If the -d auto option is specified, dug first resolves SVCB RR and selects DNS over X according to its response.

% dug @94.140.14.140 -d auto www.iij.ad.jp
;; 2a10:50c0::2:ff#443/HTTP/3, Tx:42bytes, Rx:58bytes, 132usec

;; HEADER SECTION:
;Standard query, NoError, id: 43730
;Flags: Recursion Desired, Recursion Available

;; OPTIONAL PSEUDO SECTION:
;UDP: 0, Data:[]

;; QUESTION SECTION:
;www.iij.ad.jp.     IN  A

;; ANSWER SECTION:
www.iij.ad.jp.  300(5 mins) IN  A   202.232.2.180

We don't have a releasing plan at this moment. We should concentrate the field test of the full resolver in 2023FY.

While Haskell quic version 0.0.1 or earlier supports the x86_64 architecture only, version 0.0.2 or later will supports non-x86_64 architectures.

cryptonite

When I started implementing the quic library in Haskell, I used cryptonite as crypto engine. Since cryptonite takes the functional style where all results are generated newly without side-effects, it is safe to use it among multiple threads.

I defined the following data for payload encryption and decryption:

data Coder = Coder {
    encrypt :: PlainText  -> AssDat -> PacketNumber -> [CipherText]
  , decrypt :: CipherText -> AssDat -> PacketNumber -> Maybe PlainText
  }

Key and Nonce are partially applied at the initialization period and resulting functions are stored in Code. encrypt returns two ByteString in a list, one is a protected header and the other is an encrypted payload. PlainText, CipherText and AssDat (associative data) are ByteString essentially.

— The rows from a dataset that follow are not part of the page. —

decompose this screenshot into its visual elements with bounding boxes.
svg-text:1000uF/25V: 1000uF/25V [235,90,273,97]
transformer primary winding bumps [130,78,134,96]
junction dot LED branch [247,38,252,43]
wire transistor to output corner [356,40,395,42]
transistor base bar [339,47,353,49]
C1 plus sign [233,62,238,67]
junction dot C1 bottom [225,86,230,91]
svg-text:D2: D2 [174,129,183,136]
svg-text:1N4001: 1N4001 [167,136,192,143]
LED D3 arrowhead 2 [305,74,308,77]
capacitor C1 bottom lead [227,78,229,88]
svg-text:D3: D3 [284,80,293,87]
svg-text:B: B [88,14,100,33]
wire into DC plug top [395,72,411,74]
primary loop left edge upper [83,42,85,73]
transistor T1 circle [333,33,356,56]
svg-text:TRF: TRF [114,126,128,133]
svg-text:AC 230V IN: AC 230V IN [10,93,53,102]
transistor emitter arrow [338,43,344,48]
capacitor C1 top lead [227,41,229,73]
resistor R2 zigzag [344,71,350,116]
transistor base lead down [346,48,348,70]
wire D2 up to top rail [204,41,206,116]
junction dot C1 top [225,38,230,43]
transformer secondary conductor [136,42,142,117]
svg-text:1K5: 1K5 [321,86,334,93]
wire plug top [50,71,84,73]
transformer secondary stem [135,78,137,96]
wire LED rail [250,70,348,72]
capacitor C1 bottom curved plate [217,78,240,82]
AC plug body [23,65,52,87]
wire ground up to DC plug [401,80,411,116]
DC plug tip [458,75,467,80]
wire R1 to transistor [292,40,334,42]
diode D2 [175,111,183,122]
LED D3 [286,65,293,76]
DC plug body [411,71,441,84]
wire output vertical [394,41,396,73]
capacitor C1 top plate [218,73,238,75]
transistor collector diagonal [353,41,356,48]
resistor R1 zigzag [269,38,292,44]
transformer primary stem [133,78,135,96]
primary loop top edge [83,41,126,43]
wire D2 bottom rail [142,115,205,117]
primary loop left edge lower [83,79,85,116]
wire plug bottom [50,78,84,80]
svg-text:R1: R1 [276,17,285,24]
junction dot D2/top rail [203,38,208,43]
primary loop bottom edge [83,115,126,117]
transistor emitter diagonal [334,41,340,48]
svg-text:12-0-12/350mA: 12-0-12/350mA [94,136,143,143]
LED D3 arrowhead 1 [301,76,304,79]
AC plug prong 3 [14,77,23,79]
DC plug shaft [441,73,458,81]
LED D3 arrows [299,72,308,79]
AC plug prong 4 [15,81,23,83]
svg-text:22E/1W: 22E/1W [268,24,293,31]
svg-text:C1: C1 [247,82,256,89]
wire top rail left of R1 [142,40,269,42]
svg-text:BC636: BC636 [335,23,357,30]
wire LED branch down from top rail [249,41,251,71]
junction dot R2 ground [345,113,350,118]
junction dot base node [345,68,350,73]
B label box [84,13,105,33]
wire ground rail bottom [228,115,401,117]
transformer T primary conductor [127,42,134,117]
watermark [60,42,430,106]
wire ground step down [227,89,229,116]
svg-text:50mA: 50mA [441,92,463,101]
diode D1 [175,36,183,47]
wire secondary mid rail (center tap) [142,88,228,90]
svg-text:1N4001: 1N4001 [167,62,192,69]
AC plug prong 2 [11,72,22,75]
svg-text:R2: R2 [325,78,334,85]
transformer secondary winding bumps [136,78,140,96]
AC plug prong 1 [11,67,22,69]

For header protection, I defined the following code:

data Protector = Protector {
    protect   :: Sample -> Mask
  , unprotect :: Sample -> Mask
  }

Sample is taken from an encrypted payload and resulting Mask is used for the xor operation on a header.

Fusion

The maximum record size of TLS is 16KiB. After 16KiB plain text is encrypted and sent from the TLS layer, the TCP layer fragments the cipher text into multiple IP packets. Since 16KiB is large enough, cost of initialization and finalization is invisible.

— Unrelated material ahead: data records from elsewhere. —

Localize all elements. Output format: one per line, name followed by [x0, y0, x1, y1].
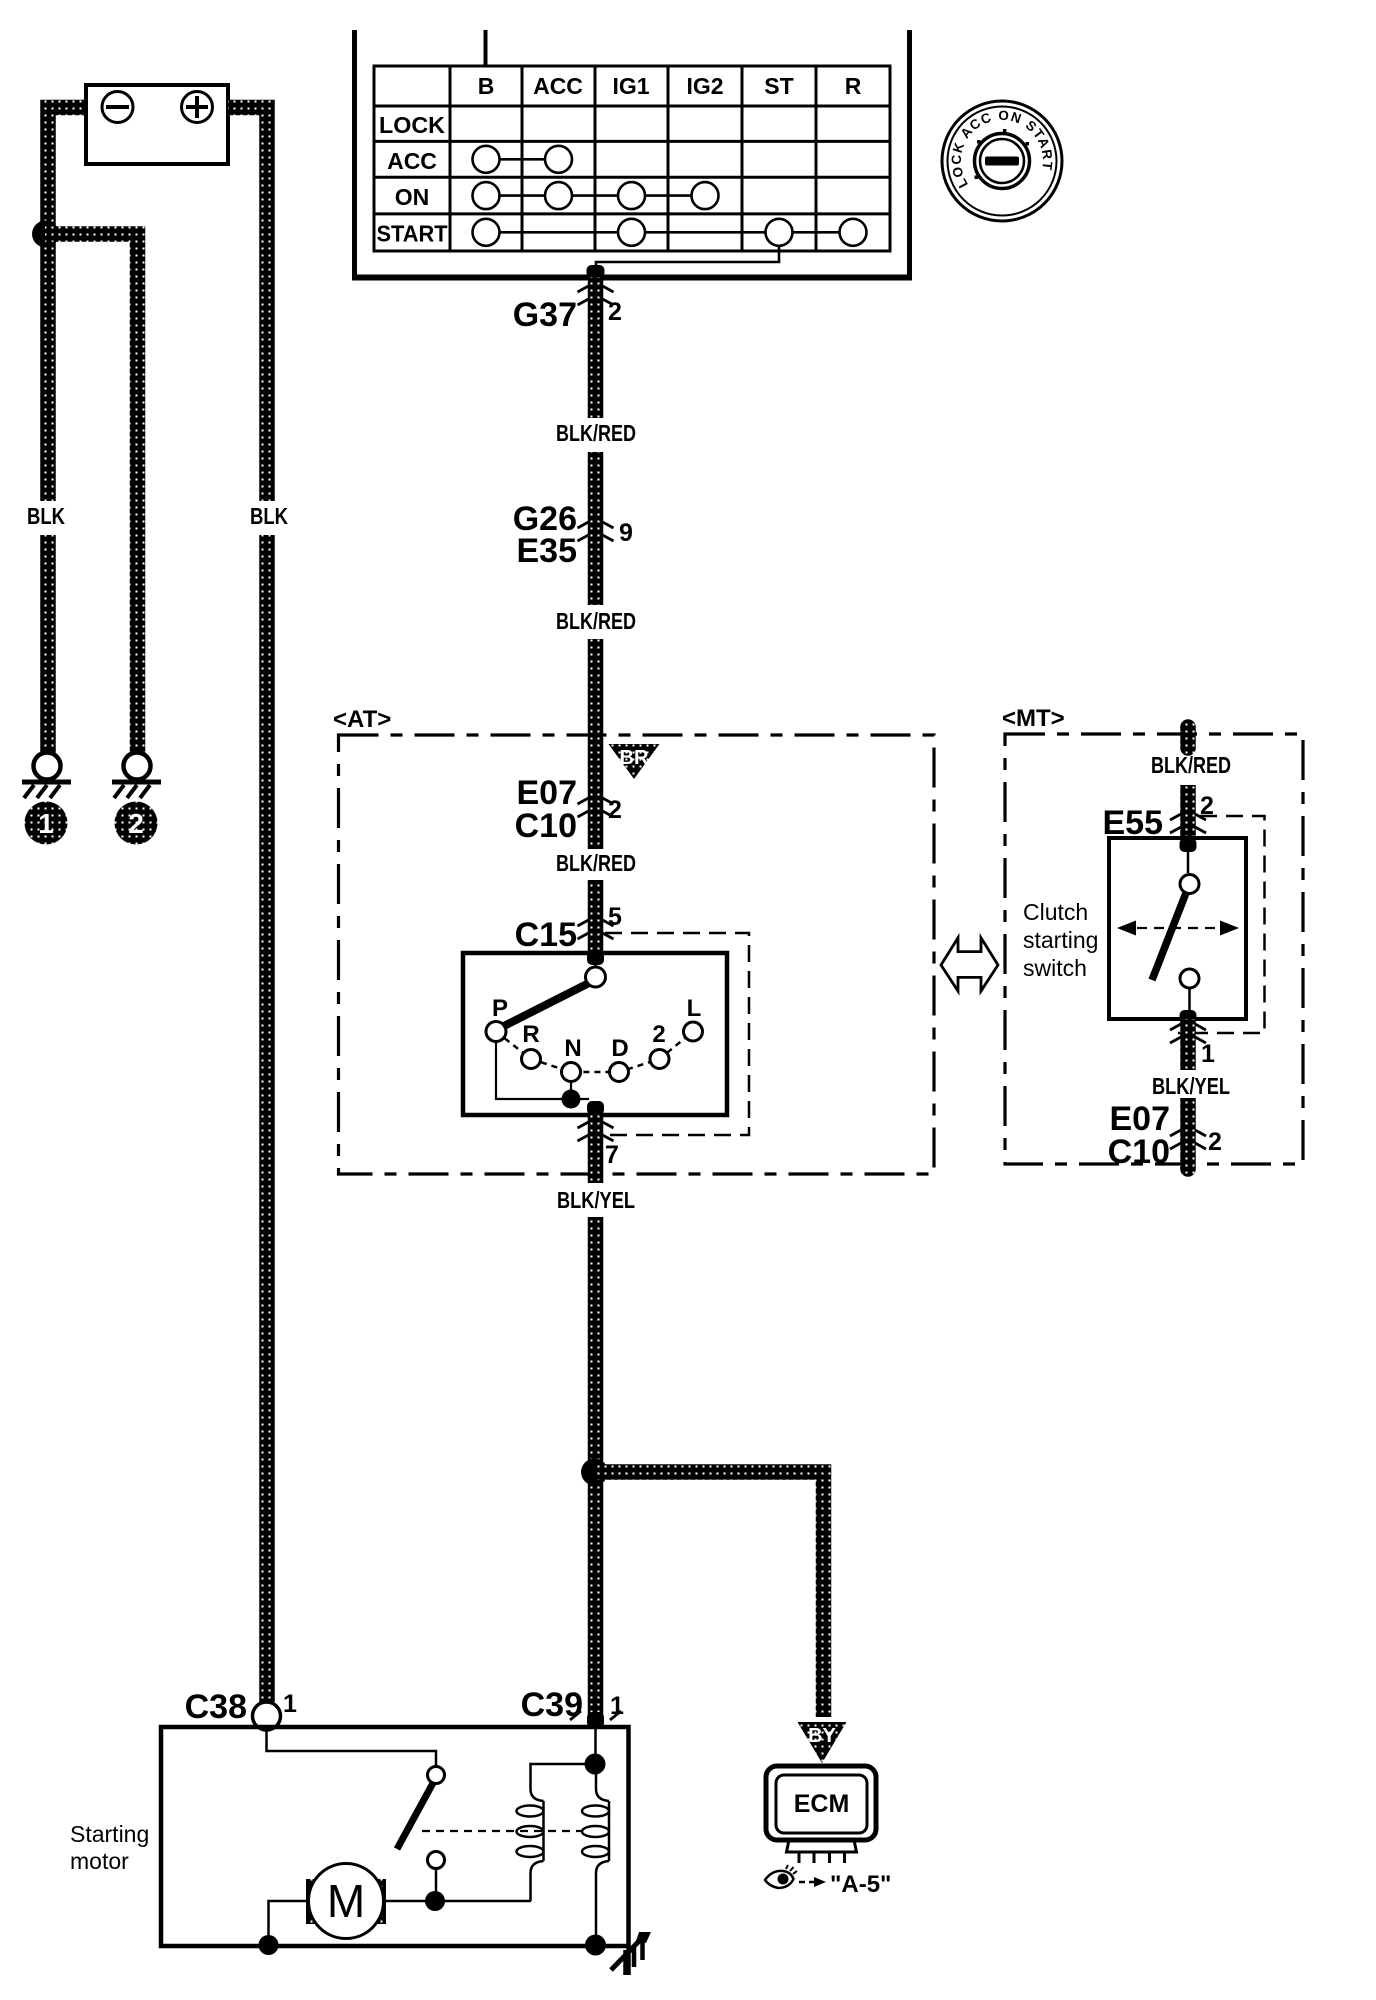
- svg-text:M: M: [327, 1875, 365, 1927]
- svg-text:<MT>: <MT>: [1002, 705, 1065, 732]
- svg-text:L: L: [687, 995, 702, 1022]
- svg-text:2: 2: [128, 808, 144, 839]
- node ground junction left: [259, 1935, 279, 1955]
- battery B1: [86, 85, 228, 164]
- svg-text:1: 1: [610, 1692, 624, 1720]
- svg-text:BR: BR: [620, 747, 649, 769]
- C15 connector dashed boundary: [596, 933, 749, 1135]
- wire segment into AT box: [588, 639, 604, 849]
- svg-text:7: 7: [605, 1141, 619, 1169]
- connector E55 break: [1170, 814, 1206, 833]
- svg-text:P: P: [492, 995, 508, 1022]
- svg-text:BLK/YEL: BLK/YEL: [557, 1187, 635, 1213]
- transaxle range sensor box: [463, 953, 727, 1115]
- wire sensor output: [587, 1101, 604, 1115]
- svg-text:C10: C10: [515, 807, 577, 845]
- wire P to output: [496, 1042, 589, 1100]
- node sensor output junction: [562, 1090, 581, 1109]
- starting motor box: [161, 1727, 629, 1946]
- svg-text:G37: G37: [513, 296, 577, 334]
- selector arm: [503, 984, 588, 1027]
- svg-text:starting: starting: [1023, 927, 1098, 953]
- connector G37 break: [578, 286, 614, 305]
- sensor contact arc dashed: [496, 1032, 693, 1073]
- wire battery negative to ground 1: [48, 108, 86, 502]
- svg-text:BLK/RED: BLK/RED: [556, 420, 636, 446]
- E55 connector dashed boundary: [1178, 816, 1265, 1033]
- eye icon see reference: [765, 1865, 797, 1888]
- wire C39 into coils: [594, 1728, 597, 1758]
- svg-text:switch: switch: [1023, 955, 1087, 981]
- wire down to branch junction: [588, 1217, 604, 1714]
- node branch to ECM: [581, 1459, 608, 1486]
- clutch starting switch box: [1109, 838, 1246, 1019]
- svg-text:C15: C15: [515, 916, 577, 954]
- svg-text:START: START: [377, 221, 448, 247]
- connector E07/C10 break MT: [1170, 1130, 1206, 1149]
- svg-text:ON: ON: [395, 184, 430, 210]
- connector C15 break: [578, 920, 614, 939]
- ground 1: [22, 753, 71, 799]
- wire battery positive down to C38: [228, 108, 267, 502]
- motor M1: [306, 1879, 327, 1924]
- AT MT equivalence arrow: [941, 938, 998, 991]
- svg-text:motor: motor: [70, 1848, 129, 1874]
- wire BLK/RED into clutch switch: [1180, 727, 1196, 748]
- svg-text:BLK: BLK: [250, 503, 288, 529]
- key cylinder icon: [942, 101, 1062, 221]
- dashed arrow to A-5: [799, 1881, 816, 1884]
- connector E07/C10 break: [578, 798, 614, 817]
- svg-text:1: 1: [1201, 1040, 1215, 1068]
- wire branch to ground 2: [45, 234, 138, 753]
- table contact links: [486, 159, 853, 277]
- svg-text:B: B: [478, 73, 495, 99]
- connector pin 7 break: [578, 1122, 614, 1141]
- svg-text:C10: C10: [1108, 1133, 1170, 1171]
- chassis ground at motor: [611, 1935, 645, 1970]
- wire branch to ECM: [594, 1472, 824, 1717]
- svg-text:BLK/YEL: BLK/YEL: [1152, 1073, 1230, 1099]
- connector pin 1 break: [1170, 1024, 1206, 1043]
- svg-text:1: 1: [38, 808, 54, 839]
- wire BLK/YEL out of clutch switch: [1180, 1010, 1197, 1024]
- ignition switch IGSW outer box: [352, 30, 912, 278]
- AT dashed box: [339, 735, 935, 1174]
- svg-text:N: N: [564, 1035, 581, 1062]
- wire segment: [588, 452, 604, 605]
- svg-text:IG2: IG2: [686, 73, 723, 99]
- svg-text:Clutch: Clutch: [1023, 899, 1088, 925]
- svg-text:2: 2: [608, 298, 622, 326]
- svg-text:R: R: [845, 73, 862, 99]
- table contact circles: [473, 146, 867, 246]
- svg-text:ACC: ACC: [387, 148, 437, 174]
- svg-text:BLK: BLK: [27, 503, 65, 529]
- svg-text:Starting: Starting: [70, 1821, 149, 1847]
- svg-text:BLK/RED: BLK/RED: [556, 608, 636, 634]
- ECM U1: [766, 1766, 876, 1863]
- wire color triangle BR: [609, 744, 660, 779]
- wire segment to sensor: [588, 880, 604, 953]
- svg-text:BLK/RED: BLK/RED: [1151, 752, 1231, 778]
- svg-text:2: 2: [608, 796, 622, 824]
- svg-text:2: 2: [652, 1021, 665, 1048]
- wire main ST feed from ignition switch: [587, 265, 605, 278]
- wire color triangle BY: [798, 1722, 847, 1763]
- node motor junction: [425, 1891, 445, 1911]
- contact circles P R N D 2 L: [486, 967, 703, 1082]
- svg-text:ACC: ACC: [533, 73, 583, 99]
- clutch switch contacts: [1187, 852, 1190, 873]
- svg-text:ST: ST: [764, 73, 793, 99]
- node coil top junction: [585, 1754, 606, 1775]
- svg-text:IG1: IG1: [612, 73, 649, 99]
- svg-text:1: 1: [283, 1690, 297, 1718]
- svg-text:2: 2: [1208, 1128, 1222, 1156]
- node ground junction right: [585, 1935, 606, 1956]
- svg-text:C38: C38: [185, 1688, 247, 1726]
- MT dashed box: [1005, 734, 1303, 1164]
- svg-text:LOCK: LOCK: [379, 112, 445, 138]
- svg-text:9: 9: [619, 519, 633, 547]
- svg-text:BLK/RED: BLK/RED: [556, 850, 636, 876]
- ground 2: [112, 753, 161, 799]
- svg-text:<AT>: <AT>: [333, 706, 391, 733]
- wire motor to coil return: [386, 1900, 531, 1903]
- wire motor to ground: [269, 1901, 307, 1944]
- node branch junction: [32, 221, 59, 248]
- svg-text:5: 5: [608, 903, 622, 931]
- ignition switch contact table: [374, 66, 890, 251]
- coil pull-in winding: [531, 1764, 596, 1901]
- svg-text:D: D: [611, 1035, 628, 1062]
- coil hold-in winding: [596, 1774, 609, 1943]
- wire C38 to relay switch: [267, 1730, 437, 1766]
- svg-text:"A-5": "A-5": [830, 1871, 891, 1898]
- svg-text:E35: E35: [517, 532, 578, 570]
- svg-text:BY: BY: [808, 1725, 836, 1747]
- svg-text:ECM: ECM: [794, 1790, 850, 1818]
- relay switch contacts: [428, 1767, 445, 1784]
- connector G26/E35 break: [578, 522, 614, 541]
- svg-text:R: R: [522, 1021, 539, 1048]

However, the maximum packet size of QUIC is 1,472 bytes. There was no crypto engine to encrypt and decrypt such small data efficiently. Kazuho Oku invented Fusion crypto engine to solve this problem. I decided switch from cryptonite to Fusion in March 2021. New Coder is as follows:

data Coder = Coder {
    encrypt :: Buffer -> BufferSize -> Buffer -> BufferSize -> PacketNumber -> Buffer -> IO Int
t
  , decrypt :: Buffer -> BufferSize -> Buffer -> BufferSize -> PacketNumber -> Buffer -> IO Int
t
  }

The three buffers are input, associative data and output in order. The output buffer is to be modified. The result is the output size. Fusion encryption also calculates the mask of header protection (but not for unprotection). Protector is changed as follows:

data Protector = Protector {
    setSample :: Buffer -> IO ()
  , getMask   :: IO Buffer
  , unprotect :: Sample -> Mask
  }

setSample and getMask are called before and after encrypt, respectively.

Integration

I misunderstood that Fusion uses a slow crypto engine on non-x86_64 architectures. After releasing quic version 0.0.0, I noticed this is not the case. So, I started integrating Fusion and cryptonite in this December. That is, Fusion should be used on the x86_64 architecture while cryptonite should be used on non-x86_64 architectures.

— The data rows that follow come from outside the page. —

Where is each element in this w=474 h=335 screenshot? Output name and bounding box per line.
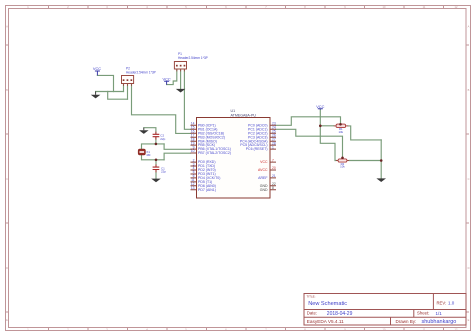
svg-text:D: D: [468, 266, 470, 270]
svg-text:PB7 (XTAL2/TOSC2): PB7 (XTAL2/TOSC2): [198, 151, 231, 155]
svg-text:1.0: 1.0: [448, 301, 455, 306]
svg-text:VCC: VCC: [260, 160, 268, 164]
svg-text:4M: 4M: [146, 153, 151, 157]
svg-text:PD7 (AIN1): PD7 (AIN1): [198, 188, 216, 192]
svg-text:D: D: [6, 266, 8, 270]
svg-text:20: 20: [272, 166, 276, 170]
svg-text:VCC: VCC: [316, 104, 324, 109]
svg-text:22p: 22p: [160, 137, 165, 141]
svg-text:shubhankargo: shubhankargo: [422, 319, 457, 325]
svg-text:TITLE:: TITLE:: [307, 294, 316, 298]
svg-text:PC6 (RESET): PC6 (RESET): [246, 147, 268, 151]
svg-text:21: 21: [272, 174, 276, 178]
svg-text:2018-04-29: 2018-04-29: [327, 311, 353, 317]
svg-text:C: C: [6, 177, 8, 181]
svg-text:10k: 10k: [339, 130, 344, 134]
svg-text:A: A: [468, 25, 470, 29]
svg-text:E: E: [468, 318, 470, 322]
svg-text:Header2.54mm 1*3P: Header2.54mm 1*3P: [178, 56, 208, 60]
svg-text:VCC: VCC: [162, 76, 170, 81]
svg-text:GND: GND: [260, 188, 268, 192]
svg-text:10: 10: [191, 149, 195, 153]
svg-text:Drawn By:: Drawn By:: [396, 319, 417, 324]
svg-text:Sheet:: Sheet:: [417, 311, 429, 316]
svg-text:E: E: [6, 318, 8, 322]
svg-text:AREF: AREF: [258, 176, 267, 180]
svg-text:REV:: REV:: [437, 300, 447, 305]
svg-text:7: 7: [272, 158, 274, 162]
svg-text:VCC: VCC: [93, 66, 101, 71]
svg-text:1/1: 1/1: [436, 311, 443, 316]
svg-text:A: A: [6, 25, 8, 29]
svg-text:ATMEGA8A-PU: ATMEGA8A-PU: [231, 113, 257, 117]
svg-text:1: 1: [272, 145, 274, 149]
svg-text:Date:: Date:: [307, 311, 317, 316]
svg-text:10k: 10k: [340, 165, 345, 169]
svg-text:B: B: [6, 88, 8, 92]
svg-text:22p: 22p: [161, 170, 166, 174]
svg-text:Header2.54mm 1*3P: Header2.54mm 1*3P: [126, 70, 156, 74]
svg-text:AVCC: AVCC: [258, 168, 268, 172]
svg-text:B: B: [468, 88, 470, 92]
svg-text:13: 13: [191, 186, 195, 190]
svg-text:EasyEDA V5.4.11: EasyEDA V5.4.11: [307, 319, 344, 324]
svg-text:C: C: [468, 177, 470, 181]
svg-text:New Schematic: New Schematic: [308, 301, 347, 307]
svg-text:8: 8: [272, 186, 274, 190]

This project was tough since I needed to integrate the functional style and the imperative style. The key idea is to use cryptonite in the imperative style. The body of resulting ByteStrings are copied into a buffer. This buffer approach should be cerebrated by GSO(Generic Segmentation Offload) in the near future.

The resulting Coder and Protector are as follows:

data Coder = Coder {
    encrypt    :: Buffer -> PlainText  -> AssDat -> PacketNumber -> IO Int
  , decrypt    :: Buffer -> CipherText -> AssDat -> PacketNumber -> IO Int
  , supplement :: Maybe Supplement
  }

data Protector = Protector {
    setSample  :: Buffer -> IO ()
  , getMask    :: IO Buffer
  , unprotect :: Sample -> Mask
  }

I'm satisfied with this signature.

Bugs found

One single buffer is used for decryption in a QUIC connection. So, this buffer should be occupied by the receiver thread. However, the dispatcher thread of a server calls decrypt with this buffer in the migration procedure. Migration is rare but this is a possible race. In the current code, receiver takes care of migration to kick the race out.

In the integration process, I sometime used undefineds as initial values in tentative data structures of Coder. After initializing Coder, we cannot touch the undefineds. However, the test suite was trapped. This reveals that dropping keys (which stores the initial values again) is too early. The current code delays the key drop timing.

If the cryptonite is used, the test suite sometime gets stuck. Visualizing packet sequences illustrates that a client is waiting for Fin forever since a server does not send Fin. In the server side, the server thread and sender thread are racing. Since encrypt called by sender is slow, the server is finished before sender actually sends a packet. So, I modified that shutdownStream and closeStream wait for the completion of Fin packet sending.